C'est l'un des rares lieux de contestation et de mémoire du goulag à Moscou. Mais faute de moyens, le musée Andreï Sakharov, qui poursuit à sa manière le combat du célèbre dissident soviétique, menace de fermer ses portes.

Une exposition consacrée à l'art anticlérical au musée Sakharov à Moscou en 2003. Photos : www.avmaroc.com/ www.russianconcept.com

16 Novembre 2007 À 15:46

"La situation est dramatique. A partir du 1er janvier, le musée va devoir réduire ou stopper ses activités et licencier une grande partie de son personnel", se désespère son directeur, Iouri Samodourov.
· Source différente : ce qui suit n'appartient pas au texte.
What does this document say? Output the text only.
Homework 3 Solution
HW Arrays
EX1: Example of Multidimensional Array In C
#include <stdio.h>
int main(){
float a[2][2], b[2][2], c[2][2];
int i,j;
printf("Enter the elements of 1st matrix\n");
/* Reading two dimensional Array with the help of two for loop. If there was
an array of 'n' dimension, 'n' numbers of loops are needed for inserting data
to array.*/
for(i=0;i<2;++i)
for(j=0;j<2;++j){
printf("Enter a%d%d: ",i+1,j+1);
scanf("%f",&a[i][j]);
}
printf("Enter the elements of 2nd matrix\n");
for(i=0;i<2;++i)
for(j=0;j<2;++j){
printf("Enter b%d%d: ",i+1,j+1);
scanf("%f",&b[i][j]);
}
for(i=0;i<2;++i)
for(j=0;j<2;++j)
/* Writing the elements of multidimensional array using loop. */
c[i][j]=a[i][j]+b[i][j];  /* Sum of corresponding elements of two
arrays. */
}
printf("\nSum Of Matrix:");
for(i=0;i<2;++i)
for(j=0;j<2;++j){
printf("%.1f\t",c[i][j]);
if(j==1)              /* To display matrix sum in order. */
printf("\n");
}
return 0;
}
Devant l'indifférence générale en Russie, où les dissidents n'ont plus guère la cote depuis le retour en force des anciens du KGB, M. Samodourov a demandé de l'aide aux pays de l'UE, au Parlement européen, sans résultat.

Jusqu'ici, le musée dépendait pour l'essentiel de donateurs étrangers.

"Mais l'intérêt de l'Occident pour les problèmes de la Russie diminuant, ce soutien se réduit aussi. A l'heure actuelle, pour 2008, nous espérons 50.000 dollars de la Fondation Sakharov aux Etats-Unis", loin du budget annuel de 340.000 dollars (230.000 euros), relève M. Samodourov.

Le musée propose une exposition permanente sur le Prix Nobel de la Paix, contraint à l'exil intérieur à Gorki (400 km à l'est de Moscou) de 1980 à 1986, sur le goulag et sur les répressions politiques en URSS.

Co-inventeur de la bombe à hydrogène soviétique, Andreï Sakharov (1921-1989) changea brutalement de destin et s'engagea dans la défense des droits de l'Homme à la fin des années 60. Poursuivi, harcelé par le KGB, il ne sera réhabilité qu'en 1986 au début de la perestroïka.

L'exposition reprend nombre de réflexions politiques et philosophiques de ce visionnaire, certains diront cet idéaliste, dont le combat reste toujours actuel en Russie après les espoirs déçus de l'ère Eltsine et les reculs démocratiques sous Vladimir Poutine.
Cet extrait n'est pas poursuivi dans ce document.